Maintenance Therapy in Ovarian Cancer: Application of Trabectedin Following Combination Therapy with Pegylated Liposomal Doxorubicin
Scandurra G, et al. International Journal of Gynecological Cancer, 2025, 101950.
Trabectedin was evaluated as a maintenance monotherapy in the randomized, multicenter phase II TRAMANT study, which targeted patients with partially platinum-sensitive recurrent ovarian cancer (platinum-free interval: 6-12 months). Following an initial response to six cycles of combination therapy with pegylated liposomal doxorubicin (PLD) and trabectedin (TRB), patients were randomized into two arms: continued PLD + TRB combination or TRB monotherapy. The primary endpoint was progression-free survival (PFS), with secondary endpoints including overall survival (OS), objective response rate, and quality-of-life metrics.

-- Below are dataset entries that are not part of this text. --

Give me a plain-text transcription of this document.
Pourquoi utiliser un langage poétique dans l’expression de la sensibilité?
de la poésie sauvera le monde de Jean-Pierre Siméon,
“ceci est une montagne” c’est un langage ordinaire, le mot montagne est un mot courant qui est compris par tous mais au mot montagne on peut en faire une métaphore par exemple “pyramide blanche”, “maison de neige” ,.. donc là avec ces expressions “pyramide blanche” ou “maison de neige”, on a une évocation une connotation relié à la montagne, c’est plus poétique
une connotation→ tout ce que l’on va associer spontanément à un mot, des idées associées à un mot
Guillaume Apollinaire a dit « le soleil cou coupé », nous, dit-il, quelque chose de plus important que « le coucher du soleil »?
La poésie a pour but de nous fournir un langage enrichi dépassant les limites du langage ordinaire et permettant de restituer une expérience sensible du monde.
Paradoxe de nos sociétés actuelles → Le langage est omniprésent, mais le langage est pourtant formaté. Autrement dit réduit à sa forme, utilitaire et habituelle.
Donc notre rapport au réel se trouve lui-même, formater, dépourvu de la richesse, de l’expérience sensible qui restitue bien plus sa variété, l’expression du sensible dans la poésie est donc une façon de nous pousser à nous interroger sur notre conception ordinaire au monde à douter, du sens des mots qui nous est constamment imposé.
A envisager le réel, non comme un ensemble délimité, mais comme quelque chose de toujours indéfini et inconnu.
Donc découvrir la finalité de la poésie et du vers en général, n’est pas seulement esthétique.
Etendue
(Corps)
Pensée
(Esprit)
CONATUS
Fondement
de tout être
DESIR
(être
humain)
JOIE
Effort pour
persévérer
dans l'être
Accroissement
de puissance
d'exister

Patients in both arms received a median of six cycles of therapy. Trabectedin was administered intravenously at a dose of 1.1 mg/m² over 3 hours every 3 weeks, either as a standalone maintenance regimen or in continued combination with PLD (30 mg/m² on day 1 every 3 weeks). Median PFS was 9.8 months for TRB alone and 16.6 months for the combination arm, while OS was 19.1 vs. 23.8 months, respectively. Toxicity remained manageable, with grade 3-4 events-mainly neutropenia and anemia-observed in 21% (TRB) and 17% (PLD + TRB) of patients. This clinical study highlights the therapeutic potential of trabectedin as a maintenance regimen following initial response, offering a tolerable, non-platinum alternative for managing relapsed ovarian cancer.